The alternative, really, would be to have no constraints whatsoever on this notion of reasonably foreseeable death. As the ministers noted, I think that's where there were a lot of concerns about safeguards for the vulnerable, about how it becomes a much more complex undertaking to figure out how you strike the right balance among all the competing interests if you don't have that kind of limitation. It was a choice, and admittedly there may be unique individual circumstances that present themselves. However, I think the idea was to give some latitude to medical practitioners to look at the totality of evidence and make the decision. I reiterate what the minister said.

6:05 p.m.

Deputy Minister of Justice and Deputy Attorney General of Canada, Department of Justice

William F. Pentney

We should confirm that it is our analysis and the government's belief that this does comply with both the Carter decision and section 7 of the charter. We should confirm, as has been previously confirmed by ministers, that we believe the complex regulatory regime, which is what Carter called for Parliament to enact, and which is before the House today, represents an approach that is compliant with the charter.

6:05 p.m.

Liberal

The Chair Liberal Anthony Housefather

Thank you very much. We really appreciate it.

Mr. Bittle.

6:05 p.m.

Liberal

Chris Bittle Liberal St. Catharines, ON

I'd like to focus on the definition of “grievous and irremediable”, and I'll start with proposed paragraph 241.2(2)(a). What is the difference between “irremediable” and “incurable”? When you say the word “incurable”, what comes to mind is that there could be a cure—for example, if someone had cancer and was required to go through several rounds of chemotherapy—but that the treatment in and of itself might cause enduring physical and psychological suffering. Can you explain that definition, and whether it meets the criteria set forth in the Carter decision?

6:05 p.m.

Deputy Minister of Justice and Deputy Attorney General of Canada, Department of Justice

William F. Pentney

First of all, the term “grievous and irremediable” is not a term that is littered throughout either the criminal law or medical practice. It's not generally been defined, and it's not defined by the Supreme Court of Canada decision.

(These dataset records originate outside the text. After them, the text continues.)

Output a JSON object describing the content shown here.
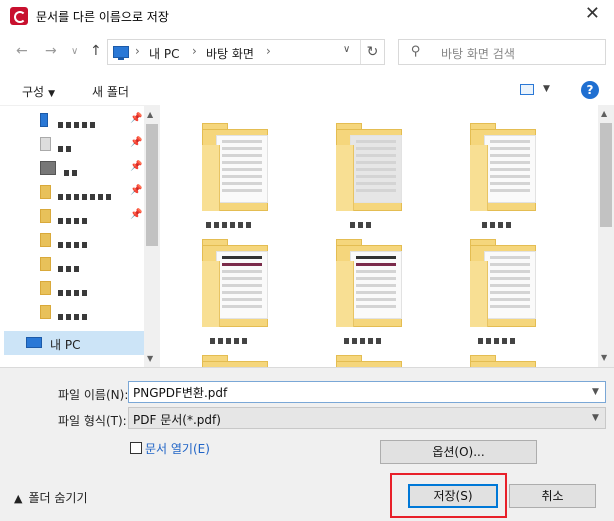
{
  "window": {
    "title": "문서를 다른 이름으로 저장",
    "close_glyph": "✕"
  },
  "nav": {
    "back_glyph": "←",
    "forward_glyph": "→",
    "dropdown_glyph": "∨",
    "up_glyph": "↑",
    "breadcrumb": [
      "내 PC",
      "바탕 화면"
    ],
    "breadcrumb_sep": "›",
    "refresh_glyph": "↻",
    "search_placeholder": "바탕 화면 검색"
  },
  "toolbar": {
    "organize_label": "구성",
    "new_folder_label": "새 폴더",
    "help_glyph": "?"
  },
  "sidebar": {
    "this_pc_label": "내 PC"
  },
  "form": {
    "filename_label": "파일 이름(N):",
    "filename_value": "PNGPDF변환.pdf",
    "filetype_label": "파일 형식(T):",
    "filetype_value": "PDF 문서(*.pdf)",
    "open_doc_label": "문서 열기(E)",
    "options_label": "옵션(O)...",
    "hide_folders_label": "폴더 숨기기",
    "save_label": "저장(S)",
    "cancel_label": "취소"
  }
}
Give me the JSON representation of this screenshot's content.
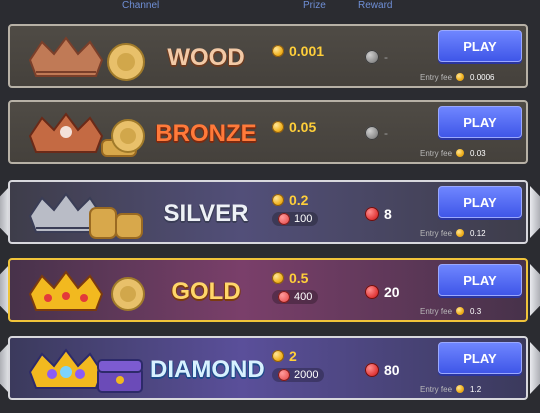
{
  "header": {
    "channel": "Channel",
    "prize": "Prize",
    "reward": "Reward"
  },
  "rows": [
    {
      "tier": "wood",
      "title": "WOOD",
      "prize": "0.001",
      "tickets": "",
      "reward": "-",
      "reward_active": false,
      "play": "PLAY",
      "fee_label": "Entry fee",
      "fee": "0.0006"
    },
    {
      "tier": "bronze",
      "title": "BRONZE",
      "prize": "0.05",
      "tickets": "",
      "reward": "-",
      "reward_active": false,
      "play": "PLAY",
      "fee_label": "Entry fee",
      "fee": "0.03"
    },
    {
      "tier": "silver",
      "title": "SILVER",
      "prize": "0.2",
      "tickets": "100",
      "reward": "8",
      "reward_active": true,
      "play": "PLAY",
      "fee_label": "Entry fee",
      "fee": "0.12"
    },
    {
      "tier": "gold",
      "title": "GOLD",
      "prize": "0.5",
      "tickets": "400",
      "reward": "20",
      "reward_active": true,
      "play": "PLAY",
      "fee_label": "Entry fee",
      "fee": "0.3"
    },
    {
      "tier": "diamond",
      "title": "DIAMOND",
      "prize": "2",
      "tickets": "2000",
      "reward": "80",
      "reward_active": true,
      "play": "PLAY",
      "fee_label": "Entry fee",
      "fee": "1.2"
    }
  ],
  "colors": {
    "accent": "#3f56e8",
    "gold_border": "#f0c43a"
  }
}
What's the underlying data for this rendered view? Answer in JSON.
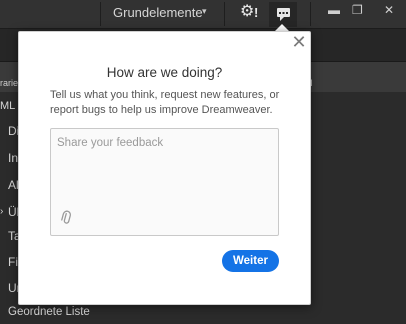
{
  "topbar": {
    "workspace_label": "Grundelemente",
    "workspace_caret": "▾",
    "settings_icon": "⚙",
    "settings_alert": "!",
    "minimize_glyph": "▬",
    "restore_glyph": "❐",
    "close_glyph": "✕"
  },
  "panel": {
    "tab_fragment": "rarie",
    "tab_fragment_right": "H",
    "ml_label": "ML",
    "items": [
      "Di",
      "In",
      "Al",
      "Üb",
      "Ta",
      "Fi",
      "Ur"
    ],
    "bottom_item": "Geordnete Liste"
  },
  "feedback_popup": {
    "close_glyph": "✕",
    "title": "How are we doing?",
    "description": "Tell us what you think, request new features, or report bugs to help us improve Dreamweaver.",
    "placeholder": "Share your feedback",
    "attach_icon": "📎",
    "submit_label": "Weiter"
  },
  "colors": {
    "accent": "#1473e6",
    "dark_bg": "#2b2b2b"
  }
}
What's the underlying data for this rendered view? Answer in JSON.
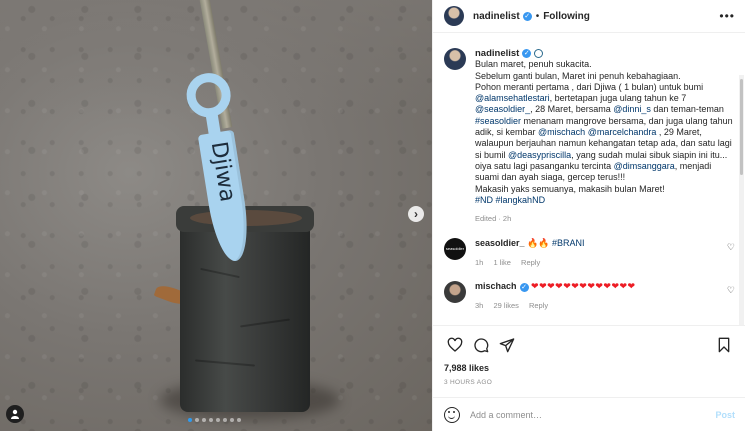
{
  "photo": {
    "tag_word": "Djiwa",
    "dots_count": 8,
    "active_dot": 0
  },
  "header": {
    "username": "nadinelist",
    "separator": "•",
    "follow_label": "Following",
    "more_label": "•••"
  },
  "caption": {
    "username": "nadinelist",
    "lines": [
      "Bulan maret, penuh sukacita.",
      "Sebelum ganti bulan, Maret ini penuh kebahagiaan.",
      "Pohon meranti pertama , dari Djiwa ( 1 bulan) untuk bumi"
    ],
    "mention_1": "@alamsehatlestari",
    "text_1": ", bertetapan juga ulang tahun ke 7 ",
    "mention_2": "@seasoldier_",
    "text_2": ", 28 Maret, bersama ",
    "mention_3": "@dinni_s",
    "text_3": " dan teman-teman ",
    "hashtag_1": "#seasoldier",
    "text_4": " menanam mangrove bersama, dan juga ulang tahun adik, si kembar ",
    "mention_4": "@mischach",
    "mention_5": "@marcelchandra",
    "text_5": " , 29 Maret, walaupun berjauhan namun kehangatan tetap ada, dan satu lagi si bumil ",
    "mention_6": "@deasypriscilla",
    "text_6": ", yang sudah mulai sibuk siapin ini itu... oiya satu lagi pasanganku tercinta ",
    "mention_7": "@dimsanggara",
    "text_7": ", menjadi suami dan ayah siaga, gercep terus!!!",
    "text_8": "Makasih yaks semuanya, makasih bulan Maret!",
    "hashtag_2": "#ND",
    "hashtag_3": "#langkahND",
    "meta": "Edited · 2h"
  },
  "comments": [
    {
      "username": "seasoldier_",
      "avatar_text": "seasoldier",
      "text": "🔥🔥",
      "link": "#BRANI",
      "time": "1h",
      "likes": "1 like",
      "reply": "Reply"
    },
    {
      "username": "mischach",
      "text": "❤❤❤❤❤❤❤❤❤❤❤❤❤",
      "time": "3h",
      "likes": "29 likes",
      "reply": "Reply"
    }
  ],
  "likes": "7,988 likes",
  "ago": "3 HOURS AGO",
  "comment_box": {
    "placeholder": "Add a comment…",
    "post_label": "Post"
  }
}
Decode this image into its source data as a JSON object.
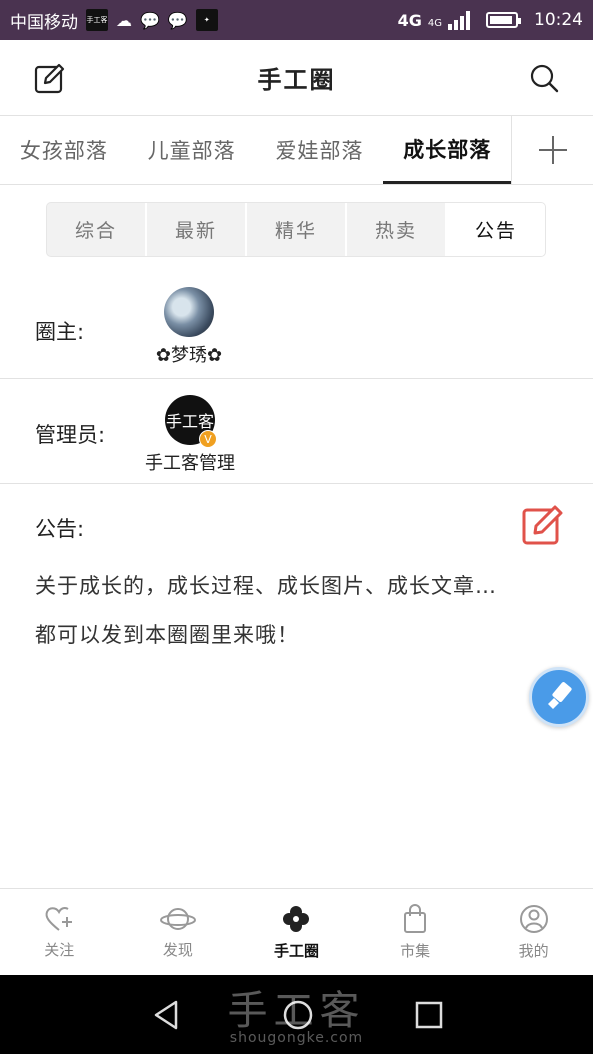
{
  "status_bar": {
    "carrier": "中国移动",
    "app_badge": "手工客",
    "network_left": "4G",
    "network_right": "4G",
    "time": "10:24"
  },
  "header": {
    "title": "手工圈"
  },
  "tribe_tabs": [
    {
      "label": "女孩部落",
      "active": false
    },
    {
      "label": "儿童部落",
      "active": false
    },
    {
      "label": "爱娃部落",
      "active": false
    },
    {
      "label": "成长部落",
      "active": true
    }
  ],
  "sub_tabs": [
    {
      "label": "综合",
      "active": false
    },
    {
      "label": "最新",
      "active": false
    },
    {
      "label": "精华",
      "active": false
    },
    {
      "label": "热卖",
      "active": false
    },
    {
      "label": "公告",
      "active": true
    }
  ],
  "owner": {
    "label": "圈主:",
    "name": "✿梦琇✿"
  },
  "admin": {
    "label": "管理员:",
    "avatar_text": "手工客",
    "badge": "V",
    "name": "手工客管理"
  },
  "notice": {
    "label": "公告:",
    "line1": "关于成长的，成长过程、成长图片、成长文章…",
    "line2": "都可以发到本圈圈里来哦！"
  },
  "bottom_nav": [
    {
      "label": "关注",
      "icon": "heart-plus-icon",
      "active": false
    },
    {
      "label": "发现",
      "icon": "planet-icon",
      "active": false
    },
    {
      "label": "手工圈",
      "icon": "pinwheel-icon",
      "active": true
    },
    {
      "label": "市集",
      "icon": "shopping-bag-icon",
      "active": false
    },
    {
      "label": "我的",
      "icon": "user-icon",
      "active": false
    }
  ],
  "watermark": {
    "brand": "手工客",
    "url": "shougongke.com"
  },
  "colors": {
    "status_bar": "#4a3350",
    "accent_red": "#e0524a",
    "fab_blue": "#4a9be8"
  }
}
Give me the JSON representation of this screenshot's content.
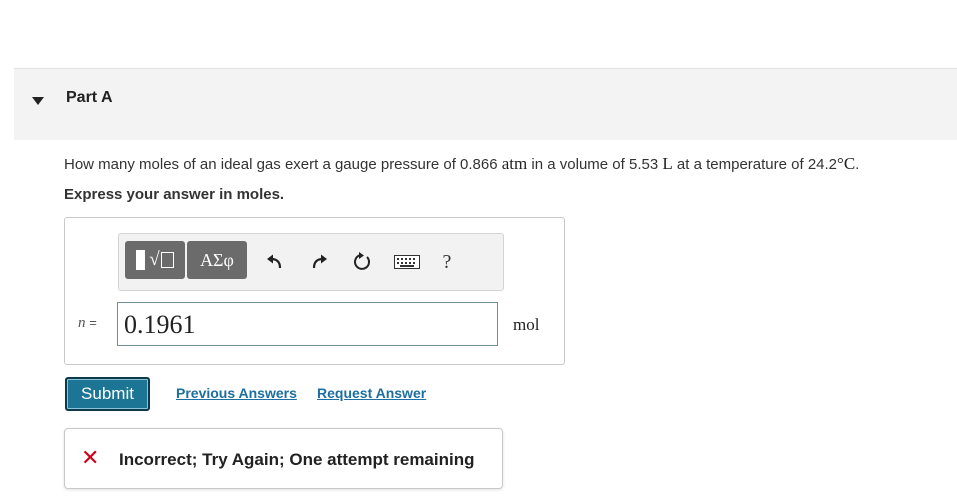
{
  "part": {
    "title": "Part A"
  },
  "question": {
    "prefix": "How many moles of an ideal gas exert a gauge pressure of 0.866 ",
    "pressure_unit": "atm",
    "mid1": " in a volume of 5.53 ",
    "volume_unit": "L",
    "mid2": " at a temperature of 24.2",
    "temp_unit": "°C",
    "suffix": "."
  },
  "instruction": "Express your answer in moles.",
  "toolbar": {
    "templates_icon": "templates-icon",
    "greek_label": "ΑΣφ",
    "undo_icon": "undo-icon",
    "redo_icon": "redo-icon",
    "reset_icon": "reset-icon",
    "keyboard_icon": "keyboard-icon",
    "help_label": "?"
  },
  "answer": {
    "variable": "n",
    "equals": "=",
    "value": "0.1961",
    "unit": "mol"
  },
  "actions": {
    "submit_label": "Submit",
    "previous_answers_label": "Previous Answers",
    "request_answer_label": "Request Answer"
  },
  "feedback": {
    "icon": "x-icon",
    "text": "Incorrect; Try Again; One attempt remaining",
    "color": "#d0021b"
  },
  "colors": {
    "submit_bg": "#1c7595",
    "link": "#1c6fa0"
  }
}
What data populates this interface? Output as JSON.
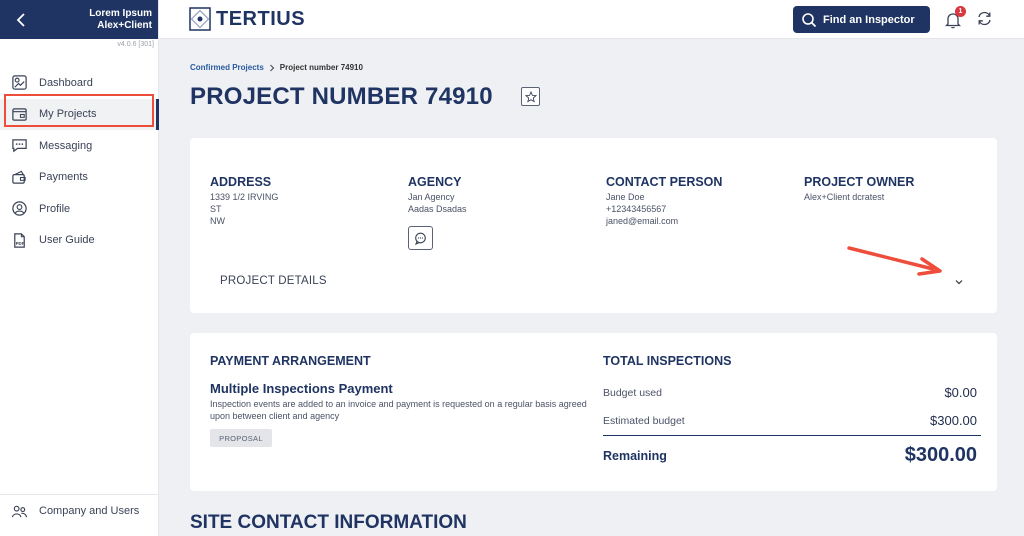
{
  "sidebar": {
    "user_name": "Lorem Ipsum",
    "user_role": "Alex+Client",
    "version": "v4.0.6 [301]",
    "items": [
      {
        "label": "Dashboard",
        "icon": "dashboard-icon"
      },
      {
        "label": "My Projects",
        "icon": "projects-icon"
      },
      {
        "label": "Messaging",
        "icon": "messaging-icon"
      },
      {
        "label": "Payments",
        "icon": "payments-icon"
      },
      {
        "label": "Profile",
        "icon": "profile-icon"
      },
      {
        "label": "User Guide",
        "icon": "pdf-icon"
      }
    ],
    "footer_item": {
      "label": "Company and Users",
      "icon": "users-icon"
    },
    "highlight_color": "#ef4d3c"
  },
  "header": {
    "logo_text": "TERTIUS",
    "find_inspector_label": "Find an Inspector",
    "notification_count": "1"
  },
  "breadcrumb": {
    "parent": "Confirmed Projects",
    "current": "Project number 74910"
  },
  "page_title": "PROJECT NUMBER 74910",
  "project_info": {
    "address": {
      "heading": "ADDRESS",
      "line1": "1339 1/2 IRVING",
      "line2": "ST",
      "line3": "NW"
    },
    "agency": {
      "heading": "AGENCY",
      "line1": "Jan Agency",
      "line2": "Aadas Dsadas"
    },
    "contact": {
      "heading": "CONTACT PERSON",
      "name": "Jane Doe",
      "phone": "+12343456567",
      "email": "janed@email.com"
    },
    "owner": {
      "heading": "PROJECT OWNER",
      "name": "Alex+Client dcratest"
    },
    "details_label": "PROJECT DETAILS"
  },
  "payment": {
    "heading": "PAYMENT ARRANGEMENT",
    "title": "Multiple Inspections Payment",
    "description": "Inspection events are added to an invoice and payment is requested on a regular basis agreed upon between client and agency",
    "status": "PROPOSAL"
  },
  "inspections": {
    "heading": "TOTAL INSPECTIONS",
    "budget_used_label": "Budget used",
    "budget_used_value": "$0.00",
    "estimated_label": "Estimated budget",
    "estimated_value": "$300.00",
    "remaining_label": "Remaining",
    "remaining_value": "$300.00"
  },
  "site_contact_heading": "SITE CONTACT INFORMATION",
  "colors": {
    "navy": "#1f3462",
    "accent_red": "#ef4d3c",
    "badge_red": "#d9363e",
    "background": "#eef0f3"
  }
}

Nonetheless, it's clearly not meant to apply to transient conditions. As the court notes, and as was noted by ministers earlier, individuals through this bill still have the right to refuse treatment they find unacceptable. It's meant to distinguish between conditions that are transient and conditions that are not. It is not meant to signify that an individual has to take treatment that they find unacceptable to themselves. As was said earlier, the bill must be read as a totality.

6:05 p.m.

Liberal

Chris Bittle Liberal St. Catharines, ON

Is there something in the bill itself that speaks to that particular point or is that just a legal interpretation of what's here?

6:10 p.m.

Deputy Minister of Justice and Deputy Attorney General of Canada, Department of Justice

William F. Pentney

In particular, you referred to paragraph (a) and the wording “serious and incurable”. Paragraph (c) makes it clear that the suffering is intolerable and cannot be relieved under conditions that they consider acceptable, which is a slightly different formulation than the one used by the Supreme Court.

However, it actually tracks quite closely with the formulation of the court that an individual may have, as you say, a condition that is otherwise medically curable. Some people may choose to have treatment that's almost unimaginable in the grief and suffering it causes them, but will continue with that treatment. Others may find that the treatment that is available to them causes them suffering that is intolerable, and by paragraph (c), it's clear that it's their choice and the law does not in any way impair or affect that choice.